The cages continued rattling up the street toward the docks. Tristan crawled back across the roof to lie beside Faegan. Below, the demonslavers on the pier barked out orders, and the crowd reluctantly parted to allow the vehicles to pass.

The cages came to a stop before the long table. A group of demonslavers promptly went to one corner of the clearing, and from a pile lying there each of them took up a device that seemed to be a long iron rod with a ring at one end. Another group of demonslavers began unlocking and opening the cage doors.

One by one the rod-wielding demonslavers approached the open cages. With a quick twist of the rod handles, the rings at their ends clanged open.
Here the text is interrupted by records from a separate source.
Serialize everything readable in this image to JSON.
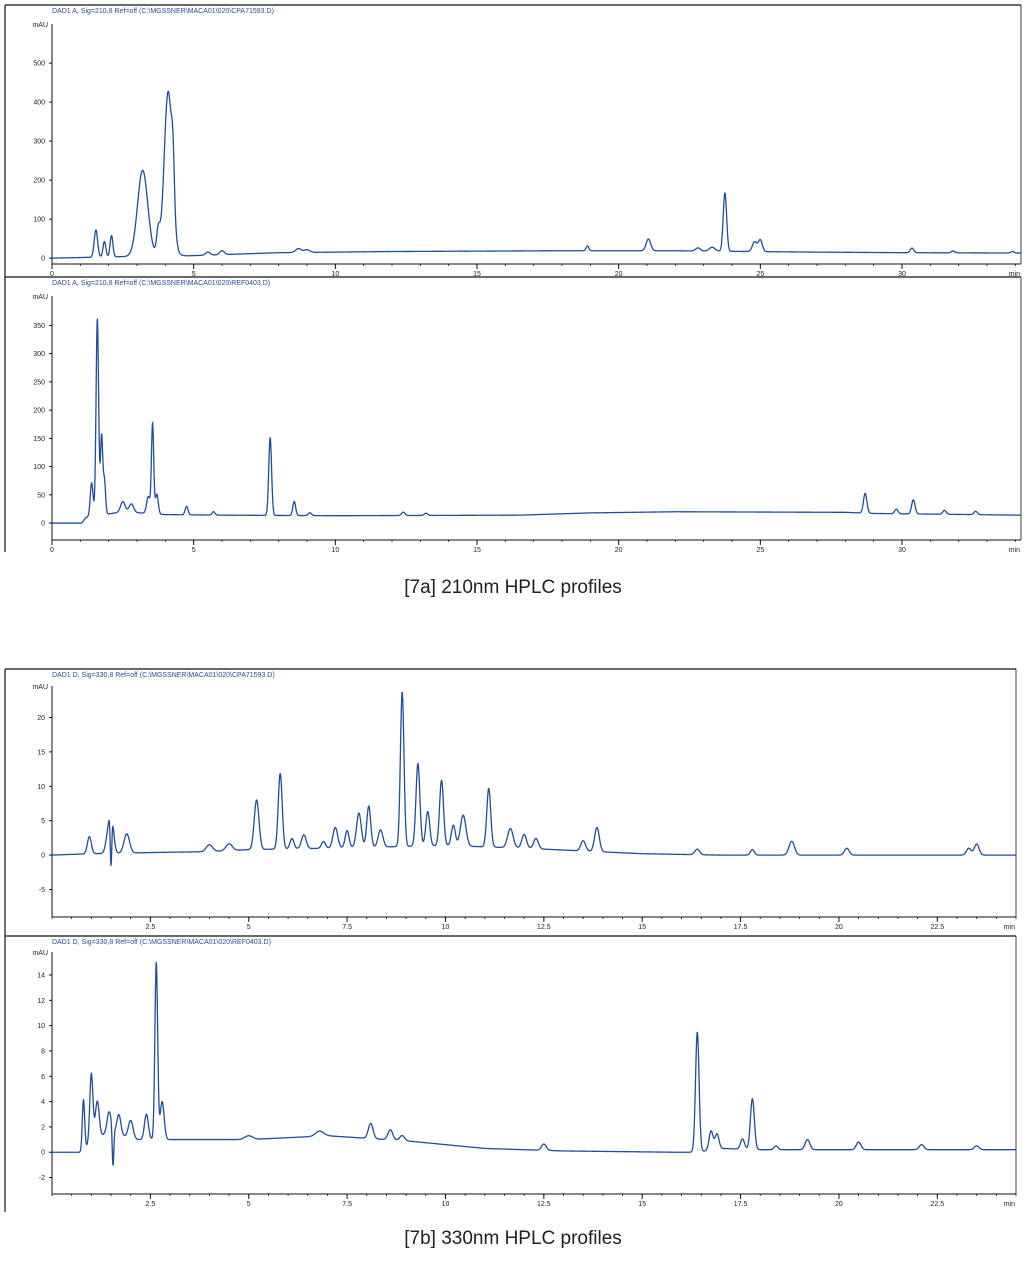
{
  "figures": [
    {
      "id": "fig7a",
      "caption": "[7a]  210nm HPLC profiles",
      "panels": [
        {
          "header": "DAD1 A, Sig=210,8 Ref=off (C:\\MGSSNER\\MACA01\\020\\CPA71593.D)",
          "yunit": "mAU",
          "xunit": "min",
          "xticks": [
            "0",
            "5",
            "10",
            "15",
            "20",
            "25",
            "30"
          ],
          "yticks": [
            "0",
            "100",
            "200",
            "300",
            "400",
            "500"
          ],
          "xlim": [
            0,
            34.2
          ],
          "ylim": [
            -15,
            590
          ]
        },
        {
          "header": "DAD1 A, Sig=210,8 Ref=off (C:\\MGSSNER\\MACA01\\020\\REF0403.D)",
          "yunit": "mAU",
          "xunit": "min",
          "xticks": [
            "0",
            "5",
            "10",
            "15",
            "20",
            "25",
            "30"
          ],
          "yticks": [
            "0",
            "50",
            "100",
            "150",
            "200",
            "250",
            "300",
            "350"
          ],
          "xlim": [
            0,
            34.2
          ],
          "ylim": [
            -30,
            395
          ]
        }
      ]
    },
    {
      "id": "fig7b",
      "caption": "[7b] 330nm HPLC profiles",
      "panels": [
        {
          "header": "DAD1 D, Sig=330,8 Ref=off (C:\\MGSSNER\\MACA01\\020\\CPA71593.D)",
          "yunit": "mAU",
          "xunit": "min",
          "xticks": [
            "2.5",
            "5",
            "7.5",
            "10",
            "12.5",
            "15",
            "17.5",
            "20",
            "22.5"
          ],
          "yticks": [
            "-5",
            "0",
            "5",
            "10",
            "15",
            "20"
          ],
          "xlim": [
            0,
            24.5
          ],
          "ylim": [
            -9,
            24
          ]
        },
        {
          "header": "DAD1 D, Sig=330,8 Ref=off (C:\\MGSSNER\\MACA01\\020\\REF0403.D)",
          "yunit": "mAU",
          "xunit": "min",
          "xticks": [
            "2.5",
            "5",
            "7.5",
            "10",
            "12.5",
            "15",
            "17.5",
            "20",
            "22.5"
          ],
          "yticks": [
            "-2",
            "0",
            "2",
            "4",
            "6",
            "8",
            "10",
            "12",
            "14"
          ],
          "xlim": [
            0,
            24.5
          ],
          "ylim": [
            -3.3,
            15.5
          ]
        }
      ]
    }
  ],
  "chart_data": [
    {
      "type": "line",
      "title": "",
      "xlabel": "min",
      "ylabel": "mAU",
      "xlim": [
        0,
        34.2
      ],
      "ylim": [
        -15,
        590
      ],
      "baseline_segments": [
        [
          0,
          0
        ],
        [
          1.3,
          2
        ],
        [
          3.2,
          5
        ],
        [
          4.3,
          8
        ],
        [
          4.8,
          6
        ],
        [
          6,
          9
        ],
        [
          8,
          14
        ],
        [
          12,
          17
        ],
        [
          18,
          19
        ],
        [
          22,
          19
        ],
        [
          26,
          16
        ],
        [
          30,
          14
        ],
        [
          34.2,
          13
        ]
      ],
      "peaks": [
        [
          1.55,
          70,
          0.06
        ],
        [
          1.85,
          40,
          0.05
        ],
        [
          2.1,
          55,
          0.05
        ],
        [
          3.2,
          220,
          0.18
        ],
        [
          3.75,
          60,
          0.06
        ],
        [
          4.1,
          420,
          0.14
        ],
        [
          4.27,
          110,
          0.05
        ],
        [
          5.5,
          8,
          0.08
        ],
        [
          6.0,
          10,
          0.08
        ],
        [
          8.7,
          10,
          0.1
        ],
        [
          9.0,
          7,
          0.1
        ],
        [
          18.9,
          12,
          0.05
        ],
        [
          21.05,
          30,
          0.08
        ],
        [
          22.8,
          8,
          0.08
        ],
        [
          23.3,
          10,
          0.1
        ],
        [
          23.75,
          150,
          0.06
        ],
        [
          24.8,
          25,
          0.08
        ],
        [
          25.0,
          30,
          0.07
        ],
        [
          30.35,
          12,
          0.06
        ],
        [
          31.8,
          5,
          0.06
        ],
        [
          33.9,
          4,
          0.06
        ]
      ]
    },
    {
      "type": "line",
      "title": "",
      "xlabel": "min",
      "ylabel": "mAU",
      "xlim": [
        0,
        34.2
      ],
      "ylim": [
        -30,
        395
      ],
      "baseline_segments": [
        [
          0,
          0
        ],
        [
          1.05,
          0
        ],
        [
          1.2,
          10
        ],
        [
          2.5,
          20
        ],
        [
          4.0,
          15
        ],
        [
          6,
          14
        ],
        [
          10,
          13
        ],
        [
          16.5,
          14
        ],
        [
          19,
          18
        ],
        [
          22,
          20
        ],
        [
          28,
          19
        ],
        [
          29,
          17
        ],
        [
          34.2,
          14
        ]
      ],
      "peaks": [
        [
          1.4,
          60,
          0.05
        ],
        [
          1.6,
          350,
          0.045
        ],
        [
          1.75,
          140,
          0.04
        ],
        [
          1.85,
          60,
          0.04
        ],
        [
          2.5,
          18,
          0.08
        ],
        [
          2.8,
          15,
          0.08
        ],
        [
          3.4,
          30,
          0.06
        ],
        [
          3.55,
          160,
          0.04
        ],
        [
          3.7,
          35,
          0.05
        ],
        [
          4.75,
          15,
          0.05
        ],
        [
          5.7,
          6,
          0.05
        ],
        [
          7.7,
          138,
          0.05
        ],
        [
          8.55,
          25,
          0.05
        ],
        [
          9.1,
          5,
          0.06
        ],
        [
          12.4,
          6,
          0.06
        ],
        [
          13.2,
          4,
          0.06
        ],
        [
          28.7,
          35,
          0.06
        ],
        [
          29.8,
          8,
          0.06
        ],
        [
          30.4,
          25,
          0.06
        ],
        [
          31.5,
          7,
          0.06
        ],
        [
          32.6,
          6,
          0.06
        ]
      ]
    },
    {
      "type": "line",
      "title": "",
      "xlabel": "min",
      "ylabel": "mAU",
      "xlim": [
        0,
        24.5
      ],
      "ylim": [
        -9,
        24
      ],
      "baseline_segments": [
        [
          0,
          0
        ],
        [
          1.0,
          0.2
        ],
        [
          2.8,
          0.4
        ],
        [
          4.0,
          0.5
        ],
        [
          5.0,
          0.8
        ],
        [
          7.0,
          1.0
        ],
        [
          10.0,
          1.4
        ],
        [
          12.0,
          1.0
        ],
        [
          13.5,
          0.6
        ],
        [
          15.0,
          0.2
        ],
        [
          17.0,
          0
        ],
        [
          24.5,
          0
        ]
      ],
      "peaks": [
        [
          0.95,
          2.5,
          0.05
        ],
        [
          1.4,
          1.5,
          0.05
        ],
        [
          1.5,
          -8,
          0.02
        ],
        [
          1.5,
          6,
          0.06
        ],
        [
          1.9,
          2.8,
          0.07
        ],
        [
          4.0,
          1.0,
          0.08
        ],
        [
          4.5,
          1.0,
          0.08
        ],
        [
          5.2,
          7.2,
          0.06
        ],
        [
          5.8,
          11,
          0.05
        ],
        [
          6.1,
          1.5,
          0.05
        ],
        [
          6.4,
          2,
          0.06
        ],
        [
          6.9,
          1,
          0.05
        ],
        [
          7.2,
          3,
          0.06
        ],
        [
          7.5,
          2.5,
          0.05
        ],
        [
          7.8,
          5,
          0.06
        ],
        [
          8.05,
          6,
          0.05
        ],
        [
          8.35,
          2.5,
          0.06
        ],
        [
          8.9,
          22.5,
          0.045
        ],
        [
          9.3,
          12,
          0.05
        ],
        [
          9.55,
          5,
          0.05
        ],
        [
          9.9,
          9.5,
          0.05
        ],
        [
          10.2,
          3,
          0.05
        ],
        [
          10.45,
          4.5,
          0.07
        ],
        [
          11.1,
          8.5,
          0.05
        ],
        [
          11.65,
          2.8,
          0.07
        ],
        [
          12.0,
          2,
          0.06
        ],
        [
          12.3,
          1.5,
          0.06
        ],
        [
          13.5,
          1.5,
          0.06
        ],
        [
          13.85,
          3.5,
          0.06
        ],
        [
          16.4,
          0.8,
          0.06
        ],
        [
          17.8,
          0.8,
          0.05
        ],
        [
          18.8,
          2.0,
          0.07
        ],
        [
          20.2,
          1.0,
          0.06
        ],
        [
          23.3,
          1.0,
          0.06
        ],
        [
          23.5,
          1.6,
          0.06
        ]
      ]
    },
    {
      "type": "line",
      "title": "",
      "xlabel": "min",
      "ylabel": "mAU",
      "xlim": [
        0,
        24.5
      ],
      "ylim": [
        -3.3,
        15.5
      ],
      "baseline_segments": [
        [
          0,
          0
        ],
        [
          0.75,
          0
        ],
        [
          0.9,
          0.5
        ],
        [
          1.5,
          1.8
        ],
        [
          2.0,
          1.0
        ],
        [
          2.8,
          1.0
        ],
        [
          3.5,
          1.0
        ],
        [
          5,
          1.0
        ],
        [
          7,
          1.3
        ],
        [
          9,
          0.9
        ],
        [
          11,
          0.3
        ],
        [
          13,
          0.1
        ],
        [
          15.8,
          0
        ],
        [
          16.4,
          0
        ],
        [
          17.0,
          0.3
        ],
        [
          18,
          0.2
        ],
        [
          20,
          0.2
        ],
        [
          24.5,
          0.2
        ]
      ],
      "peaks": [
        [
          0.8,
          4,
          0.03
        ],
        [
          1.0,
          5.5,
          0.04
        ],
        [
          1.15,
          3,
          0.05
        ],
        [
          1.45,
          1.5,
          0.05
        ],
        [
          1.55,
          -3.0,
          0.02
        ],
        [
          1.7,
          1.5,
          0.05
        ],
        [
          2.0,
          1.5,
          0.06
        ],
        [
          2.4,
          2,
          0.05
        ],
        [
          2.65,
          14,
          0.035
        ],
        [
          2.8,
          3,
          0.05
        ],
        [
          5.0,
          0.3,
          0.1
        ],
        [
          6.8,
          0.4,
          0.1
        ],
        [
          8.1,
          1.2,
          0.06
        ],
        [
          8.6,
          0.8,
          0.06
        ],
        [
          8.9,
          0.4,
          0.06
        ],
        [
          12.5,
          0.5,
          0.06
        ],
        [
          16.4,
          9.5,
          0.045
        ],
        [
          16.75,
          1.5,
          0.05
        ],
        [
          16.9,
          1.2,
          0.05
        ],
        [
          17.55,
          0.8,
          0.05
        ],
        [
          17.8,
          4.0,
          0.05
        ],
        [
          18.4,
          0.3,
          0.05
        ],
        [
          19.2,
          0.8,
          0.06
        ],
        [
          20.5,
          0.6,
          0.06
        ],
        [
          22.1,
          0.4,
          0.06
        ],
        [
          23.5,
          0.3,
          0.06
        ]
      ]
    }
  ]
}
The open rings were shoved into the cages and forced up against the throats of the captives. With another twist, the rings closed viciously around the prisoners' necks. One by one, the men and women were dragged out, kicking and screaming.

With the captives finally free of their cages, Tristan could see them much better. It was then that he began to get an inkling of why he and his sister had been regarded so strangely all day.

All the slaves were about the same age as he and Shailiha!

Tristan looked back to Krassus. The wizard had yet to speak, but his dark eyes missed nothing as the prisoners were hauled from their cages and forced to move toward the table where the robed men sat waiting.

"Can you tell what's happening?" he asked Faegan quietly. All he could make out was that the robed men were busy doing something that involved the occasional azure glow of the craft, and were making notations in some kind of large books.

"I can see part of it," the wizard responded softly. "And yes, I believe I have a good idea of what is going on. But let us not speak of it now."

There was a distinct sadness in the old man's tone. Shailiha looked to her brother and placed an index finger across her lips. Tristan nodded back.